С верхними слоями общества и вовсе не наблюдается никакого единства. Доля 1% самых богатых россиян в национальном доходе составляет 20-25% национального дохода, доля 10% самых богатых — более 80%, это выше, чем в США и Китае, наиболее мощных экономиках мира. При этом львиную часть своих капиталов, в основном сколоченных на эксплуатации государства, недр и населения, российская знать предпочитает держать за рубежом. Так, в России — меньше трети денег наших олигархов.

Министр финансов Антон Силуанов пообещал повысить налогообложение роскоши и таким образом снизить вызывающее имущественное неравенство, но оговорился: со временем. Так что верится с трудом.

Как случилось, что наша страна стала эмблемой и синонимом плутократии, как функционирует эта система и что у нее впереди? Беседуем с известным политологом, профессором Европейского университета в Санкт-Петербурге и Университета Хельсинки Владимиром Гельманом.

«Концентрировать капиталы за границей менее опасно»


— Владимир Яковлевич, ни о каком «народном единстве» в нашей стране говорить, конечно, не приходится: у нас фактически сословное общество, «друзьям — все, врагам — закон». Так называемые «элиты» живут в отрыве от враждебного им населения и уже перестали это маскировать, в обоих лагерях единства тоже не наблюдается. Под какое определение, с точки зрения политологии, подходит наша политическая система? На каком этапе в сравнении с передовыми странами мы находимся? 

— Нынешний российский политический режим — авторитарный. Авторитарные режимы очень разные: монархии, однопартийные, военные режимы. Российский режим — персоналистский, поскольку механизм власти и управления сильно завязан на личное господство главы государства. В то же время это режим электорального авторитаризма: его легитимность держится на результатах голосования, глава государства получает мандат на управление от избирателей, а не по наследству, не в результате военного переворота и не как лидер господствующей партии.

Такие режимы не являются исключением, они довольно широко распространены в современном мире, в том числе на постсоветском пространстве. Если обратиться к истории развитых стран Запада, то наиболее хорошо знакомой аналогией может служить режим, который был выстроен во Франции во времена Луи Наполеона, так называемой «Второй империи» (Наполеон III, племянник Наполеона I, пришел к власти в результате выборов как президент, однако затем, совершив государственный переворот, провозгласил себя императором; через 18 лет, в ходе франко-прусской войны, он сдался в плен, а императорское правительство было низложено — прим. ред.). Но, конечно, невозможно сказать, что Россия сегодня — буквально там же, где Франция была в 1850–60-е годы.

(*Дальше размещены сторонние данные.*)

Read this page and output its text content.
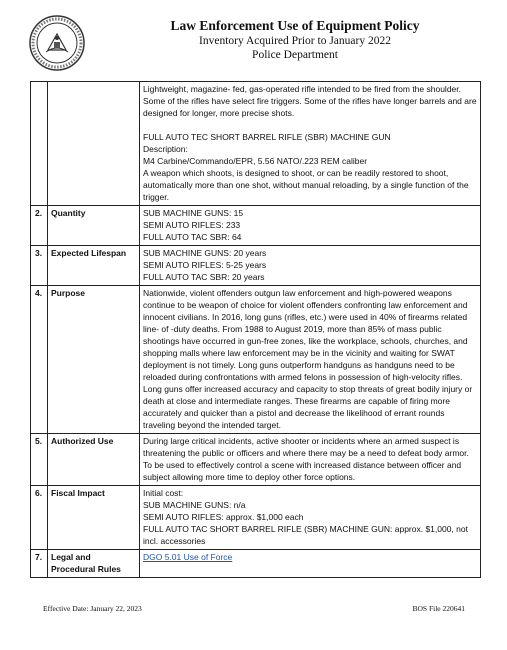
Law Enforcement Use of Equipment Policy
Inventory Acquired Prior to January 2022
Police Department

		Lightweight, magazine- fed, gas-operated rifle intended to be fired from the shoulder. Some of the rifles have select fire triggers. Some of the rifles have longer barrels and are designed for longer, more precise shots.

FULL AUTO TEC SHORT BARREL RIFLE (SBR) MACHINE GUN

Description:

M4 Carbine/Commando/EPR, 5.56 NATO/.223 REM caliber

A weapon which shoots, is designed to shoot, or can be readily restored to shoot, automatically more than one shot, without manual reloading, by a single function of the trigger.

2.	Quantity	SUB MACHINE GUNS: 15

SEMI AUTO RIFLES: 233

FULL AUTO TAC SBR: 64

3.	Expected Lifespan	SUB MACHINE GUNS: 20 years

SEMI AUTO RIFLES: 5-25 years

FULL AUTO TAC SBR: 20 years

4.	Purpose	Nationwide, violent offenders outgun law enforcement and high-powered weapons continue to be weapon of choice for violent offenders confronting law enforcement and innocent civilians. In 2016, long guns (rifles, etc.) were used in 40% of firearms related line- of -duty deaths. From 1988 to August 2019, more than 85% of mass public shootings have occurred in gun-free zones, like the workplace, schools, churches, and shopping malls where law enforcement may be in the vicinity and waiting for SWAT deployment is not timely. Long guns outperform handguns as handguns need to be reloaded during confrontations with armed felons in possession of high-velocity rifles. Long guns offer increased accuracy and capacity to stop threats of great bodily injury or death at close and intermediate ranges. These firearms are capable of firing more accurately and quicker than a pistol and decrease the likelihood of errant rounds traveling beyond the intended target.

5.	Authorized Use	During large critical incidents, active shooter or incidents where an armed suspect is threatening the public or officers and where there may be a need to defeat body armor. To be used to effectively control a scene with increased distance between officer and subject allowing more time to deploy other force options.

6.	Fiscal Impact	Initial cost:

SUB MACHINE GUNS: n/a

SEMI AUTO RIFLES: approx. $1,000 each

FULL AUTO TAC SHORT BARREL RIFLE (SBR) MACHINE GUN: approx. $1,000, not incl. accessories

7.	Legal and
Procedural Rules	DGO 5.01 Use of Force
Effective Date: January 22, 2023	BOS File 220641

— Луи Наполеон проводил во Франции определенную промышленную и социальную политику. Сегодняшние российские чиновники и дельцы заняты тем, что перекачивают извлеченную ренту за границу. Мы имеем дело с «кочевыми», а не «стационарными бандитами»? Другими словами, они заинтересованы в долгосрочном порядке в стране или их задачи краткосрочны — «хватать и бежать», пока дают?

— Эти термины ввел известный американский экономист Мансур Олсон. Разница между «кочевым бандитом» и «стационарным бандитом» — в горизонте планирования. Горизонт планирования в режимах, подобных российскому, достаточно короткий, он ограничен — максимум — сроками жизни главы государства. Понятно, не факт, что в случае смены главы государства люди, которые сегодня входят в состав политической элиты и в «списки Forbes», удержат свои позиции. Те, кто вовлечен в процесс государственного управления, это хорошо понимают, отсюда стремление «схватить и убежать» и выстраивать свое будущее, будущее своих детей и внуков за пределами страны, там, где капиталы, благосостояние, да и личная безопасность будут защищены более надежно.

— Но разве современные медицинские технологии не обещают значительного увеличения жизни главы государства? И разве за рубежом капиталы наших «бандитов» более защищены от отъема? 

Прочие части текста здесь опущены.